NL Magazin 0125-paperturn - Flipbook - Seite 25
KOLUMNE GOTT VERTRAUEN
WER’S GLAUBT, WIRD SELIG
Heute fliegt von
hier niemand mehr
Gerade noch tief erfreut und glücklich erfüllt, konfrontiert das Leben sie plötzlich mit der
anderen Seite der Medaille. Evi Rodemann kann nicht, wie sie möchte, und sie möchte
doch nur nach Hause. Aber was hilft es schon? Nach dem ersten Frust macht sie sich auf
die Suche nach dem Guten im Schlechten und schaut, ob sie Gott auf frischer Tat ertappt.

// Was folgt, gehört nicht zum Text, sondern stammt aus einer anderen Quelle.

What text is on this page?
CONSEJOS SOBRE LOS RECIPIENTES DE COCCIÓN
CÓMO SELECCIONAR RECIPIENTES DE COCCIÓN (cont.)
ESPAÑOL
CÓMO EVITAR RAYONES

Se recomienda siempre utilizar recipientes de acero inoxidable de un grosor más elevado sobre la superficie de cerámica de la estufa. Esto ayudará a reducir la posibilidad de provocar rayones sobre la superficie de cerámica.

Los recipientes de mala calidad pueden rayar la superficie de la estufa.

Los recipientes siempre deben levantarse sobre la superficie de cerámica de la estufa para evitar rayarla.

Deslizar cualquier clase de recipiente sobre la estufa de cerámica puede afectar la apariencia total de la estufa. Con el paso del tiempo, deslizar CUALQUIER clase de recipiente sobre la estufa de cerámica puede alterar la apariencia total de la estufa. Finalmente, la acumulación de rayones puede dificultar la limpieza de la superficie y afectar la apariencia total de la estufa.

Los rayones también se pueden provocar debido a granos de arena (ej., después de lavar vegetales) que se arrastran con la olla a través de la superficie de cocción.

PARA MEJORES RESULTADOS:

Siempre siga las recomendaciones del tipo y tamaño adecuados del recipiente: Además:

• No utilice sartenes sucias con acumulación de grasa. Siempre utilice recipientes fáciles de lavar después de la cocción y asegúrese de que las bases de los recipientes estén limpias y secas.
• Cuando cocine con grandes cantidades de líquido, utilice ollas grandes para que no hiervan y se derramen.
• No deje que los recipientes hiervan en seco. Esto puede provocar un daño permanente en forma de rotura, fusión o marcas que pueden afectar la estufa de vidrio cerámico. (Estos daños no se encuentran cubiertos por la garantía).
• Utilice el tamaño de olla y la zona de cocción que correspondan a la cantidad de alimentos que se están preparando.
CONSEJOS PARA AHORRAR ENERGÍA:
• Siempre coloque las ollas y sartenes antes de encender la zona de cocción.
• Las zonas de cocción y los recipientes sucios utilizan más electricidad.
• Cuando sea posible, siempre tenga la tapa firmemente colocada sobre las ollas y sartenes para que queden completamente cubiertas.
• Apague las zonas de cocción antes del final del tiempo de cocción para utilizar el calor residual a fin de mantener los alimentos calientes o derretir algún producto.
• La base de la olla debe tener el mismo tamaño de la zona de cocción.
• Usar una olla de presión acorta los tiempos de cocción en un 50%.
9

22. Dezember 2024. Ich sitze am Airport von Belfast bei Starbucks mit
einem Earl Grey Tee und hänge noch
dem Weihnachtskonzert und den lieben Menschen nach, die ich drei Tage
in der weihnachtlichen Stimmung
Belfasts genießen durfte. Mit einem
Mal sehe ich aus dem Fenster etliche Krankenwagen und Feuerwehren
auf die Landebahn pesen und denke,
dass etwas Schlimmes passiert sein
muss. Ein Flugzeug war gelandet,
aber aufgrund des starken Sturmes
mit der Nase zuerst.
Mit der Nase zuerst
Auf der Anzeigetafel sehe ich die
ersten Streichungen. Mein Flug nach
Hause steht noch, wenn auch mit
etlicher Verspätung. Ich rede mit dem
Bodenpersonal, das uns allen gut
zuredet und meint, dass wir etwas
Geduld und Gelassenheit haben
müssen. Ich checke mal online, ob ich
dort schon etwas über den Vorfall finden kann. Und tatsächlich, ein Flugzeug, nur mit Personal an Bord, ist bei
der Landung verunglückt, die wenigen Menschen an Bord sind nur leicht
verletzt. Dafür danke ich Gott erstmal
ganz fest. Aber da steht auch online,
dass dieser Flughafen nur eine Startund Landebahn hat und dass eben
diese jetzt komplett gesperrt ist. Klar,
das kann ich auch durch das Fenster
sehen, und so langsam denke ich: Von
hier fliegt heute niemand mehr.
Nach mehr als drei Stunden Warten
die Gewissheit: Das Flughafenpersonal und die Anzeigetafeln informieren
uns, dass alle Flüge gestrichen sind.
Ein kollektiver und genervter Aufschrei ertönt im Terminal und alle
greifen nach ihren Mobiltelefonen. Es
ist ja kurz vor Weihnachten und jeder
möchte zu seinen Lieben nach Hause.
„Ich könnte jetzt
fatalistisch aufgeben,
oder aber ich frag mal,
ob’s nicht auch ’ne
frühere Option gibt.“
Ich könnte aufgeben
In all dem frage ich mich: Und nun?
Klar, die Fakten muss ich jetzt akzeptieren und eine andere Beförderungsmöglichkeit nach Hause fällt mir auch
nicht ein. Also heißt es Warten und
mit der Fluglinie Kontakt aufnehmen. Mal sehen, was die so sagen.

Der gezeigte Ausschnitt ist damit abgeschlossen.